We do not propose this specific set of drills as a polished technique to use, yet, but as an example of the experiments that we are conducting in order better to understand this idea.

7.2  Degree-1 Scoop

This version differs in the following ways. Instead of a set of overlapping drills, selected in a greedy manner, here there is only one drill, a 7x7 square, and the footprints of its applications partition the dataset. The face of each scoop is a tilted plane whose slope is chosen to minimize the elevation error.

Therefore, a 7x7 Scoop size represents 49 elevations using only 3 coefficients. 7 is not a magic number, and indeed we have experimented with various sizes. However, 7 is good enough for Level 2 DTED cells Large errors are rare and the mean error is very low, often less than 2 meters.

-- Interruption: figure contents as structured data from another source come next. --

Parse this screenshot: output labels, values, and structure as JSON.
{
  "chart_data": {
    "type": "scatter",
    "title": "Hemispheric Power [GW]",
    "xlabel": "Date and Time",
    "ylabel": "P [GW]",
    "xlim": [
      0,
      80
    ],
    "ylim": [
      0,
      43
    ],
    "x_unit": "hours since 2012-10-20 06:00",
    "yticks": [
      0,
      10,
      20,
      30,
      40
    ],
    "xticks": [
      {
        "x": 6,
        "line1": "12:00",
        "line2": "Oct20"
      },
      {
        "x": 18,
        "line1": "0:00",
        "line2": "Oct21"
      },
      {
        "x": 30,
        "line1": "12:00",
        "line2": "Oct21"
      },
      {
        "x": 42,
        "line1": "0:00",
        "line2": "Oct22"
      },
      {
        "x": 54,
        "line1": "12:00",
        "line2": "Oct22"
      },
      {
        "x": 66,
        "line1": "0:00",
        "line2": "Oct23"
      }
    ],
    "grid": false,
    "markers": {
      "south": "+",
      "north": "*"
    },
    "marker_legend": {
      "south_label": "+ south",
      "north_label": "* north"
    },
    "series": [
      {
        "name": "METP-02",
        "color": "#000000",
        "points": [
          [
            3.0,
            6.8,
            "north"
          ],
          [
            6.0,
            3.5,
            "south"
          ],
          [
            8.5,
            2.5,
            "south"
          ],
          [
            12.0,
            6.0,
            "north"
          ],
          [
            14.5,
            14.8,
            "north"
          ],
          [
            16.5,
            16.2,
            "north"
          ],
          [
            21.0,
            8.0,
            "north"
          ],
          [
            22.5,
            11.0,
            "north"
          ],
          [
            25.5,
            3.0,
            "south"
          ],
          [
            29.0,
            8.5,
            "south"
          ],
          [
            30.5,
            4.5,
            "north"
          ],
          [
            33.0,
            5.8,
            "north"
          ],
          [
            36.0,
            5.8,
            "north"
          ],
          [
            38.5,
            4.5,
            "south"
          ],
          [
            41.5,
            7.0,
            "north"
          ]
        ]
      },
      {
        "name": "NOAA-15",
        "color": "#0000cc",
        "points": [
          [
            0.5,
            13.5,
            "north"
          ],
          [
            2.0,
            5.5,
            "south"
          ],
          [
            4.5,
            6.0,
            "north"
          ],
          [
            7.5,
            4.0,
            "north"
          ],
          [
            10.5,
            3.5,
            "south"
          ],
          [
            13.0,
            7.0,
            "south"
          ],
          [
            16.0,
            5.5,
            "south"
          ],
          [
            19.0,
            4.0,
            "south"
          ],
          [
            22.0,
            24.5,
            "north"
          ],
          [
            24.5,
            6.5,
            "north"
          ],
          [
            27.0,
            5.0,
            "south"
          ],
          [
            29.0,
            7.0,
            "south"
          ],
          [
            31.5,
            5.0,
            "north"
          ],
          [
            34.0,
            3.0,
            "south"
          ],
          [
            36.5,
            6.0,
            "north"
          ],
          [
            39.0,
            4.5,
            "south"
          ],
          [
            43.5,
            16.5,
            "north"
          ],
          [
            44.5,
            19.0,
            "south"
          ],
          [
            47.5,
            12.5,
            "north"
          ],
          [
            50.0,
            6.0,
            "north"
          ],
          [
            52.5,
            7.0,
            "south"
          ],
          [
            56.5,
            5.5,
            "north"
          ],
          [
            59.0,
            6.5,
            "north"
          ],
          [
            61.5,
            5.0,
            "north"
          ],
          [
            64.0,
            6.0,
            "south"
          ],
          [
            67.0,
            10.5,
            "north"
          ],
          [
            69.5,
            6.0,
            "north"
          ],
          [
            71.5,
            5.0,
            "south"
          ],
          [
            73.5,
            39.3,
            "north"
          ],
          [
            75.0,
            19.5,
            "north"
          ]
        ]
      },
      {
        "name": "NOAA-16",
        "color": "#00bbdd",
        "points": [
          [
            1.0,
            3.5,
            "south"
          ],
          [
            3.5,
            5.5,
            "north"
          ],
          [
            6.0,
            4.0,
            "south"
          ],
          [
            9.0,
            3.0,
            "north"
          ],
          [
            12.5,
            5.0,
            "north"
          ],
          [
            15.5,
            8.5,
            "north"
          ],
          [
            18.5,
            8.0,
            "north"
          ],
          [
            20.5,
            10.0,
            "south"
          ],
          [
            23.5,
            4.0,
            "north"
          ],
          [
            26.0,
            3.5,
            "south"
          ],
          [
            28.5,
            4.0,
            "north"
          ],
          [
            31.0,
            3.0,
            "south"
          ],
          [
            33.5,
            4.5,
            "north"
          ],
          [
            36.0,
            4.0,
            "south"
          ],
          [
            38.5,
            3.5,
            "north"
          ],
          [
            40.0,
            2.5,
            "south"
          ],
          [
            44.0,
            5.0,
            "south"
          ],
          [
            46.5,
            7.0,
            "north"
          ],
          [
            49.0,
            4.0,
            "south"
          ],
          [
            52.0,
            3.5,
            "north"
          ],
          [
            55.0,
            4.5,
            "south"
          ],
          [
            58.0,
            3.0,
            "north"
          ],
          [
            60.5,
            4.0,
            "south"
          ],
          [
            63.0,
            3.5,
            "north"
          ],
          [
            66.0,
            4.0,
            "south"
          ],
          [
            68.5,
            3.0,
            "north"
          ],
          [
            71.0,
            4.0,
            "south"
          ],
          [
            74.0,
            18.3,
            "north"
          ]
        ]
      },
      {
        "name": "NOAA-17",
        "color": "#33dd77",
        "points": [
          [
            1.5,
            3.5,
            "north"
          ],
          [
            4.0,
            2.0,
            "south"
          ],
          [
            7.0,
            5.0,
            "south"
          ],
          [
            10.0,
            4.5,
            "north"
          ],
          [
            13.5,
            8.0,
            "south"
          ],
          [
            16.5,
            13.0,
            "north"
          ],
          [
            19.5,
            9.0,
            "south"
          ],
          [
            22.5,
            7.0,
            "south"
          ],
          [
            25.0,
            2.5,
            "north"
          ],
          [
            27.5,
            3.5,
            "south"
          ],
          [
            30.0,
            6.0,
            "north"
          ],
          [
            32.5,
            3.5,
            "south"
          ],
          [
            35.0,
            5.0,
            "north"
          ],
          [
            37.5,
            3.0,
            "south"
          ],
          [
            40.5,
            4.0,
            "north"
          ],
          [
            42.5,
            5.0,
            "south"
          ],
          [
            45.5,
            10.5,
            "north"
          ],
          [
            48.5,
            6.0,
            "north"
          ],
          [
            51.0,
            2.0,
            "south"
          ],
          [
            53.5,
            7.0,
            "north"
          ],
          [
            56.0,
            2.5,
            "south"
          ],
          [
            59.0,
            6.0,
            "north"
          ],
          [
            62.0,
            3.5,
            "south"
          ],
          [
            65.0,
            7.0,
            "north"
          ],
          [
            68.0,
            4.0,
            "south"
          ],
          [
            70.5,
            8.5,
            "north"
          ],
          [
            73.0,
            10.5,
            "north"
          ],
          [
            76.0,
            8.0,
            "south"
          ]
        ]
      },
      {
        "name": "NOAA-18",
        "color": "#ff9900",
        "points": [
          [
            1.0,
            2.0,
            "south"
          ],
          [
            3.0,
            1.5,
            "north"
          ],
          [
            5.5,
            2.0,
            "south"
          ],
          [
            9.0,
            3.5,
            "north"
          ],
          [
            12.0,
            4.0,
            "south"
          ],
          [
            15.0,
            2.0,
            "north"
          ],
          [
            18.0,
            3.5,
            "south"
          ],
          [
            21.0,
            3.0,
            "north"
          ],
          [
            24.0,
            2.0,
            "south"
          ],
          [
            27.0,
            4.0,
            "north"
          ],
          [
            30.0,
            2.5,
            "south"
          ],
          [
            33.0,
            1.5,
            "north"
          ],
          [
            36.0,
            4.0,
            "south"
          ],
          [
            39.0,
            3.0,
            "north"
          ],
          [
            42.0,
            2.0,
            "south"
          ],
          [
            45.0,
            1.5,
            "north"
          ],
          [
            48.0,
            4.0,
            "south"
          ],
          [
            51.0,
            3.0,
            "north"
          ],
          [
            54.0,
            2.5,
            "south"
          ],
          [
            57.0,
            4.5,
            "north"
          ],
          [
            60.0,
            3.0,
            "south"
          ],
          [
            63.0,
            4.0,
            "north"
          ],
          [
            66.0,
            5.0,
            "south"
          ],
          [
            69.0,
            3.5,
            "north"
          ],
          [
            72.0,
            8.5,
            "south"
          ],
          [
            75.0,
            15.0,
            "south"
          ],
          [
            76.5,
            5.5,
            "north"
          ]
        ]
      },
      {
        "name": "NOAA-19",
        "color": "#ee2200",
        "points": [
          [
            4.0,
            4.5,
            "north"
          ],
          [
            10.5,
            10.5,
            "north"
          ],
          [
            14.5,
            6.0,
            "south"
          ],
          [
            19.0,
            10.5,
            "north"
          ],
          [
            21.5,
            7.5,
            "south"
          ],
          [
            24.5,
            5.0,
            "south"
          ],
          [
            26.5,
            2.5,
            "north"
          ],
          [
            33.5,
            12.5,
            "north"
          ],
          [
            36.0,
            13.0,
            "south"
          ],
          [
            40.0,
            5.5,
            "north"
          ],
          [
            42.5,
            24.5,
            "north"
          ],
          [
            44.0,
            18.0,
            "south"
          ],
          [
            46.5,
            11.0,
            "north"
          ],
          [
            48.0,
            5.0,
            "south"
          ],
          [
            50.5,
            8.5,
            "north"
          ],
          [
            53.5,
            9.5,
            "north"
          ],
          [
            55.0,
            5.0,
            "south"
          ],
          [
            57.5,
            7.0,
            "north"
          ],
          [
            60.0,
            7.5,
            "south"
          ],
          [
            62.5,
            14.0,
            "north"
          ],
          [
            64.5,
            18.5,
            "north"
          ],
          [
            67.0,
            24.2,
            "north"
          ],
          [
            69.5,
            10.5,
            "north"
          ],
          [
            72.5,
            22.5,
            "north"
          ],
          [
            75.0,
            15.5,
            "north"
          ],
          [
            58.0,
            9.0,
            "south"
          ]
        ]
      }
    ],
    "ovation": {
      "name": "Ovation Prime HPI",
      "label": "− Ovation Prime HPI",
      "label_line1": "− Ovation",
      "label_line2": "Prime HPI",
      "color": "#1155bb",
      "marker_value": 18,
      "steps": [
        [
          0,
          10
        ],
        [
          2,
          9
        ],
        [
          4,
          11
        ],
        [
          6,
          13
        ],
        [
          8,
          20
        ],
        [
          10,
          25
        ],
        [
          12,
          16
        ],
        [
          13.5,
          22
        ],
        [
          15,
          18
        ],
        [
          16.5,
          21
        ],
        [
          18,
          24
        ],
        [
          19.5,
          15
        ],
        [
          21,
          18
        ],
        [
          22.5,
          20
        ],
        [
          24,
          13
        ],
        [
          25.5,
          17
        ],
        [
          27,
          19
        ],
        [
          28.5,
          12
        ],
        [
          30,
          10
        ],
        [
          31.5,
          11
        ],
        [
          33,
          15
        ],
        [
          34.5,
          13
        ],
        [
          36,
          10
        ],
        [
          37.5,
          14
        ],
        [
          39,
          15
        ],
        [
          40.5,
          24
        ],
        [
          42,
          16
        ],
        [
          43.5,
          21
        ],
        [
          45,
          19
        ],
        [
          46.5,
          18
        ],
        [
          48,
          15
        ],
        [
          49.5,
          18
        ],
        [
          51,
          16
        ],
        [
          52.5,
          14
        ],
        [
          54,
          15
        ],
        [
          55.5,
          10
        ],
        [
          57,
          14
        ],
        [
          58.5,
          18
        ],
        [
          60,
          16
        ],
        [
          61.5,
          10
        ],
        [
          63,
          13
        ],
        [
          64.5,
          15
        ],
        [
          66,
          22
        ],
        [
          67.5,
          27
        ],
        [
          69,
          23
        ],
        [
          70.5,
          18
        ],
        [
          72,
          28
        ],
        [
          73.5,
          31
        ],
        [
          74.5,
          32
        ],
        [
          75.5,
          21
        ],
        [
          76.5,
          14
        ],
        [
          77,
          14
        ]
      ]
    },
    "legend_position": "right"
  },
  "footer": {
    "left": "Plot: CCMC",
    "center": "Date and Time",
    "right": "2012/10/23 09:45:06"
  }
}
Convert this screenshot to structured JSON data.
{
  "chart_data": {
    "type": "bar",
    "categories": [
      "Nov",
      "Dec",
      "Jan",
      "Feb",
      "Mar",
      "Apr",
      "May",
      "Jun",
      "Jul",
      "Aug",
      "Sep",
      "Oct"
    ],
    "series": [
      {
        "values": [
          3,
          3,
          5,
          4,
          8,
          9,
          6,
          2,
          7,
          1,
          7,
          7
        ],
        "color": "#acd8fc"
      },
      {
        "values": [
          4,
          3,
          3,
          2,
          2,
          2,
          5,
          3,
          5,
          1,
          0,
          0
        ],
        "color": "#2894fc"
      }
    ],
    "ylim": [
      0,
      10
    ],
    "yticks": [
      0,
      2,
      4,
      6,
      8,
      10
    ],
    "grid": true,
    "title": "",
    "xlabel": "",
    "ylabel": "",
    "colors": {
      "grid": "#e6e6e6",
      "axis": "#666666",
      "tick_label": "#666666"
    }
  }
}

The regularity brings simplicity to this representation.

Here are some test results on the W111N31 DTED II cell, shown in Figure 5, with about 36002 posts with elevations from 811 to 2882, shown below. (To simplify the programming in these experiments, a few rows and columns were shaved off the sides of the cell to make the size an exact multiple of the tile size.)


W111N31 Cell

Figure 6 shows the effect of using fewer and larger tiles to approximate the cell. Even with 7x7 tiles, about 90% of the posts are represented to an absolute error under 4, or 0.2% of the elevation range.


Percent of Posts with Errors Under Certain Cutoffs When Cell Approximated with Tiles of Various Sizes

Another test was performed with 5x5 drills, optimized with Singular Value Decomposition (SVD), on the Lake Champlain West cell, with a data range of 1576. The maximum error was 101, but that was rare. Over 50% of elevation posts were exactly represented. (This was helped by Lake Champlain being large and flat.) The input data size was 1442401 numbers, and the output data size 172800 numbers, for a compression ratio of 8.35:1. The contour images in Figure 7 contrast the original and reconstructed terrain. We see no visible difference.


Lake Champlain W Cell: Original and Represented by 5x5 Drills (Data Reduction Factor 8.35)

For another example, we used 7x7 drills to represent a 100x100 detail of the W111N31 cell, with an elevation range of 512. The reduction in data size is a factor of 16.3:1. Figure 8 shows the error histogram.

Next, we used observer viewsheds to evaluate this representation, as follows.

  1. Pick 81 observers,
  2. Assume that each observer is elevated 10 units above the terrain elevation at its location.
  3. Assume that each observer can see out to a radius of interest that is 300 posts.
  4. Assume that potential targets are also 10 units above their local terrain.
  5. For each observer, compute its viewshed, or what posts it can see, on the original dataset.
  6. Redo the computations on terrain reconstructed with the alternate representation.
  7. Measure the area of the symmetric difference between the two sets of viewsheds, as a fraction of the cell's area.

!!!Scoop Compression - Error Tradeoff

Representation% Error
tile31.31%
tile53.67%
tile76.52%
tile755.62%

The tile3 representation approximates the surface with a regular grid of 3x3 tiles. tile5 and tile7 are similar. The tile75 representation uses first 7x7 and the 5x5 tiles.

Figure 8 and Figure 9 compare the joint viewsheds for the original terrain and the tile7 representation. The visible difference is small.

7.3  Sculpting

This is an extension of scooping being studied by Westort. She adapted a generic DTM sculpting tool definition and implementation from Java and C++ to Matlab, including blade, path, and target model matrices. With the help of Tracy and Luk, she significantly improved the efficiency of the code for large datasets. She evaluated the use of Arc/Map drainage and slope functionality for adoption as paths and blades, respectively. Together with Steve Martin, she is developing a stand-alone hydrological modeling solution for path and blade generation for DTM compression and reconstruction.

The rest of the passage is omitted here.